Bab 22

169 31 6
                                    

Tidak terkejut.
Mau diapakan nih?
Penyusup ini.

  ALIH-ALIH BERTERIAK, hanya "Oh." lah yang keluar dari mulut Freya. Gadis itu tak cukup bodoh sampai kau bisa membohonginya.

Freya menyilangkan tangan, menaruh berat tubuhnya di satu sisi dan bertumpu pada kaki yang pincang. Niatnya sih ingin terlihat mengintimidasi, tapi gagal karena ia lupa kalau kakinya terkilir. Hilang keseimbangan, Freya pun terjatuh.
GEDUBRAK! Lengannya-lah yang pertama kali membentur lantai.
"Aduh!"

Melihat hal itu, sang pemuda spontan memegangi pundak Freya, membantunya duduk.
"Kau tidak apa?" Tanyanya lugas.

"Kakiku terkilir." Freya mendengus kesal. Blak-blakan seperti biasa.

  Pemuda berambut hitam memasang raut wajah khawatir. Tidak ada lagi kalimat yang keluar dari tuturnya. Dengan sigap ia membopong tubuh Freya dan membawanya keluar dari ruang arsip.

  "Apa ini? Aku mau diculik lagi?" Tanya Freya, datar tanpa ekspresi.

  Pemuda itu melempar senyum kecil.
"Aku sedang memberimu tumpangan gratis." Balasnya sembari melirik Freya dengan tatapan yang lembut.

  Melihat pemuda itu tersenyum, Freya justru cemberut. Jangan pikir lelaki ini telah meluluhkan hatinya, sebab setiap kali mendapat perlakuan baik (oleh siapapun) Freya justru semakin berprasangka buruk. Ia terus menerka, kira-kira apa yang orang ini inginkan darinya.
"...Wah, kupikir kau benar-benar penyusup. Ternyata tukang ojek." Ucap Freya berbasa-basi. "Sebagai bentuk dari prosedur keamanan, bisakah aku mengetahui namamu? Kalau kau tidak ada dalam daftar nama orang-orang yang boleh mengunjungi mansion ini, aku akan memecat penjaga gerbang sekarang juga dan menggigitmu setelah itu."

  Gelak tawa terlontar dari lisan sang pemuda. Ia yang masih membopong tubuh Freya sampai tak bisa menyeka air matanya sendiri.
"Pertama-tama, aku tidak tahu tukang ojek itu apa. Kedua, kalau kau tanya namaku, tidakkah kau sudah menduganya sendiri?"
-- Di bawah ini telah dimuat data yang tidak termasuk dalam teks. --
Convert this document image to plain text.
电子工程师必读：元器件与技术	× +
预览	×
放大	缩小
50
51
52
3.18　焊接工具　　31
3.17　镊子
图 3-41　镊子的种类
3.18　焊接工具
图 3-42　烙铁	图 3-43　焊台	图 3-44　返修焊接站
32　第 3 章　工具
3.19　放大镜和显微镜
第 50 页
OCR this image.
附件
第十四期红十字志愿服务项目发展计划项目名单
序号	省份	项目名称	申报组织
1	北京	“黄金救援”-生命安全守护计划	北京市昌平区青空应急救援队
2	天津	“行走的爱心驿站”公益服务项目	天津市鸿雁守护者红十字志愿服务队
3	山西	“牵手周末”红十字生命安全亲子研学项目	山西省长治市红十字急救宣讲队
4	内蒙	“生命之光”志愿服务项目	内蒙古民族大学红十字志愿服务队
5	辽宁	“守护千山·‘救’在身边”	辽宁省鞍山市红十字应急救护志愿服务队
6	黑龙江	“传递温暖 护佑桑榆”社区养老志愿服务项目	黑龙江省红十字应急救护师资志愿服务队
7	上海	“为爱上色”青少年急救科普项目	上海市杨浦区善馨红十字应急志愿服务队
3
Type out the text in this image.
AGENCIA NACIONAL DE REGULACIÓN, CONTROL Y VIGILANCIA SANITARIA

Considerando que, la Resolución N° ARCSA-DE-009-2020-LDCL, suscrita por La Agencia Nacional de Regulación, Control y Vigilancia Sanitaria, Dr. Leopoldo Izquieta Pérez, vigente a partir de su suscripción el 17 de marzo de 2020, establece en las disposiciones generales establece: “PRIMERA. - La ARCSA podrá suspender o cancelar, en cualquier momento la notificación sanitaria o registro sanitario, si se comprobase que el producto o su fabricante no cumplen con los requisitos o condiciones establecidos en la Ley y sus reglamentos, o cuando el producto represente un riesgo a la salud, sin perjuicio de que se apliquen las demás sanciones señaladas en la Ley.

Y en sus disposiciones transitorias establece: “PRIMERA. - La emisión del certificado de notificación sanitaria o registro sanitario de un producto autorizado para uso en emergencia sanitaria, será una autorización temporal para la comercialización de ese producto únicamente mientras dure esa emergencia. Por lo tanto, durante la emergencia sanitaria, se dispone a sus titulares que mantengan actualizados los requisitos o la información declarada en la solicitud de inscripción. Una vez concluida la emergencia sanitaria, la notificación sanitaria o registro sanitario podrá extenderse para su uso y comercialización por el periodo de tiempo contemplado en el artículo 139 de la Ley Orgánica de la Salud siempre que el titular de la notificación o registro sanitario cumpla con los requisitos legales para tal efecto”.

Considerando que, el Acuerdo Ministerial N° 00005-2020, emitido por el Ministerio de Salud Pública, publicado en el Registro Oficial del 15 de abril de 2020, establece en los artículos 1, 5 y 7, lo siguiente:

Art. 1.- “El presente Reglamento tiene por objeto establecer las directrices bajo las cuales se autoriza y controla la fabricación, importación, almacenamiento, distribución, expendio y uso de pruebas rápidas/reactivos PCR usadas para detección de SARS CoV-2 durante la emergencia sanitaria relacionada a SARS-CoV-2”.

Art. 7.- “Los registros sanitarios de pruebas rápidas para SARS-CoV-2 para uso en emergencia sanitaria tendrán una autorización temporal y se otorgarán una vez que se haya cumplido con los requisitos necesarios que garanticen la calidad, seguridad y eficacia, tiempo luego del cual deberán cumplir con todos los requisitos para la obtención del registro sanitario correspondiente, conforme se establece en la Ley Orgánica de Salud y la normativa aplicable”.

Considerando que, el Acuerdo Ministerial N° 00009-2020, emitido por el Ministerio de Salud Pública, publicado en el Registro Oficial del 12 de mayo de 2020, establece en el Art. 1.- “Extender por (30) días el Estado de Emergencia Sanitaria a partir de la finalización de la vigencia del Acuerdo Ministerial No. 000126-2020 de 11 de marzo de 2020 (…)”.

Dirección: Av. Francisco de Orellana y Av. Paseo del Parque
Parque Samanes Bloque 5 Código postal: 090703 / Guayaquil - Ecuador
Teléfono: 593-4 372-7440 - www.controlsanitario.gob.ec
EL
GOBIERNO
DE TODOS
  Freya mengendikkan bahu. Sebuah respon acuh tak acuh yang mengartikan bahwa dirinya memang sudah menduga identitas dari pemuda itu.
"Namamu Noir?" Tebaknya.

  Si rambut hitam mengangguk.
"Benar. Noir Oswald. Kakakmu."

  Sebetulnya Freya ingin mendebat soal klaim hubungan kakak-beradik ini. Sebab posisinya, Noir sudah kabur dari House of Ducal Oswald sejak lama. Yang mana artinya, jika seorang bangsawan sudah memisahkan diri dari trah keluarga, ia tak bisa kembali semudah itu dan tidak pula dapat memakai marganya yang dulu seenak jidat. Namun, hal yang membuat Freya dapat menahan dirinya untuk saat ini adalah; ia masih ingin mengorek informasi, ia ingin terlihat polos agar mudah memanipulasi, dan terakhir, faktor yang paling utama, KAKINYA SAKIT!
"Jika kau memperkenalkan diri sebagai kakakku, artinya kau tahu aku siapa?"

  "Tentu saja." Jawabnya. Mereka berdua pun akhirnya sampai di ruang kamar terdekat.
"Kabar mengenaimu sudah sampai ke telingaku. Makanya aku kembali." Jelas Noir seraya membuka daun pintu ganda dengan lututnya.

  Freya memasang wajah tak percaya.
"Tidak mungkin alasannya itu." Tukasnya sinis.

  Noir membaringkan Freya ke atas ranjang. Ia tidak menanggapi tukasan itu, ia lebih memilih untuk memeriksa kaki Freya.
"Jadi, mana yang sakit?"

  Freya menunjuk pergelangan kaki kiri. Dilihat bagian itu memang bengkak.
"Tulang keringku juga memar. Takutnya retak." Jelas gadis itu.

  "Tahan ya. Aku tahu kau kuat." Noir pun membunyikan lonceng untuk memanggil pelayan.

  Tidak juga. Jawab Freya dalam hati.

  Tak menunggu lama, Lizt datang memenuhi panggilan majikannya.
"Ada apa, Ladyー" Kalimatnya terpotong. Melihat sesosok pemuda yang entah siapa berdiri disamping Freya, Lizt pun mematung.